Boland, alarmed, sent a boy in haste for the latest editions. The boy returned and spread them out on the desk before him.

Again the telephone rang. This time it was the clergyman who had participated in the conference.

“Do you know that Mary Randall is out in a statement that she knows full details of what she calls the plot that resulted in the liberation of Martin Druce?” he demanded. “She says she will give the whole thing to the newspapers later. They are calling it in the streets below my study window now. Can’t something be done to head off that statement?”

“What would you suggest? Why don’t you see some of the editors?” Boland returned.

“Oh, that’s impossible. My dear Boland, think of me. If my name should be published in this connection my reputation would be ruined.”

Boland laughed savagely into the telephone and hung up the receiver, only to lift it again and hear another appeal for help, this from the publisher. He also feared ruin.

Another call. The politician whose power in a great political party was a by-word was barking at the other end of the wire. He accused Boland of destroying him.

“You’ve destroyed us,” he yelped. “We’re ruined. You’ve blundered.”

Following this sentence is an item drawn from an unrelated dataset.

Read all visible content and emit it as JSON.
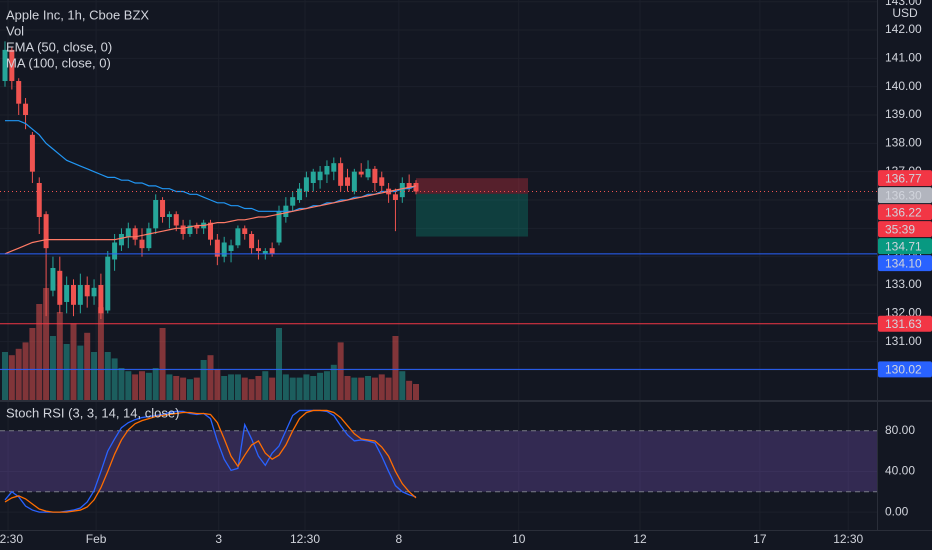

Boland was beyond speech by this time. He seized his hat and rushed out into the street. Everywhere boys were shouting the extras. Several people who recognized him as he passed paused to look after him curiously. He walked directly to his club.

A few men gathered there reading newspapers paused to look after him curiously, bowed coldly and at once resumed reading. Others seemed to avoid him. Boland felt that the newspapers’ conspicuous comment on a certain financial magnate prominent in the electrical world in connection with the vice-scandal pointed at him too plainly for any one in Chicago to misunderstand.